Women’s Health and Cancer Rights Act
The WHCRA requires that if a group health plan or health insurance issuer offering group or individual health insurance coverage covers mastectomies, the plan or issuer must provide coverage for certain services, in a manner determined in consultation with the attending physician and the patient. Required coverage includes all stages of reconstruction of the breast on which the mastectomy was performed, surgery and reconstruction of the other breast to produce a symmetrical appearance, prostheses, and treatment of physical complications of the mastectomy, including lymphedema. These new FAQs clarify that nipple and areola reconstruction and repigmentation are a required stage of breast reconstruction under WHCRA.
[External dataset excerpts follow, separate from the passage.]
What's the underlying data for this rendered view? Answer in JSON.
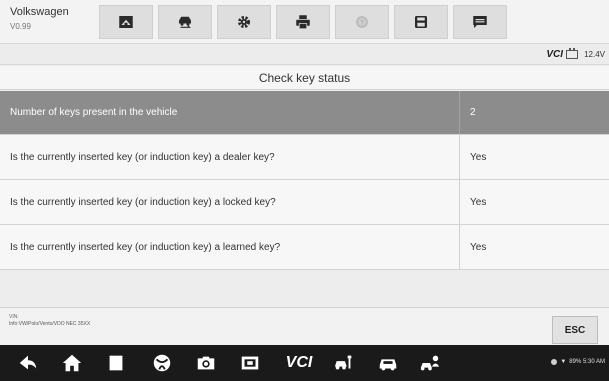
{
  "header": {
    "brand_name": "Volkswagen",
    "version": "V0.99"
  },
  "toolbar": {
    "icons": [
      "home-icon",
      "vehicle-swap-icon",
      "settings-icon",
      "print-icon",
      "help-icon",
      "save-icon",
      "message-icon"
    ]
  },
  "status": {
    "vci": "VCI",
    "voltage": "12.4V"
  },
  "page": {
    "title": "Check key status"
  },
  "table": {
    "header": {
      "question": "Number of keys present in the vehicle",
      "answer": "2"
    },
    "rows": [
      {
        "question": "Is the currently inserted key (or induction key) a dealer key?",
        "answer": "Yes"
      },
      {
        "question": "Is the currently inserted key (or induction key) a locked key?",
        "answer": "Yes"
      },
      {
        "question": "Is the currently inserted key (or induction key) a learned key?",
        "answer": "Yes"
      }
    ]
  },
  "footer": {
    "vin_label": "VIN:",
    "vehicle_info": "Info:VW/Polo/Vento/VDO NEC 35XX",
    "esc_label": "ESC"
  },
  "android": {
    "vcl_label": "VCI",
    "status_text": "89% 5:30 AM"
  },
  "colors": {
    "header_row_bg": "#8c8c8c",
    "android_bar_bg": "#1a1a1a"
  }
}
Implications for Employers
As it has done in the past, the Departments will likely continue to issue additional guidance in the form of FAQ. These FAQs cover a broad spectrum of ACA related compliance issues and are often fact-specific. Employers and plan administrators should carefully review each new FAQ as they are released to ensure that their health plan is set up and administered in compliance with this new guidance. Plan sponsors should also confirm that any third-party administrator to whom it has delegated discretionary authority to decide claims under the group health plan are administering the plan in accordance with the new guidance set forth in these FAQs. Failure to operate a group health plan in accordance with the insurance market reforms under the ACA can subject employers and health insurance issuers to significant penalties under the ACA, the Public Health Services Act and the Employment Retirement Income Security Act of 1974.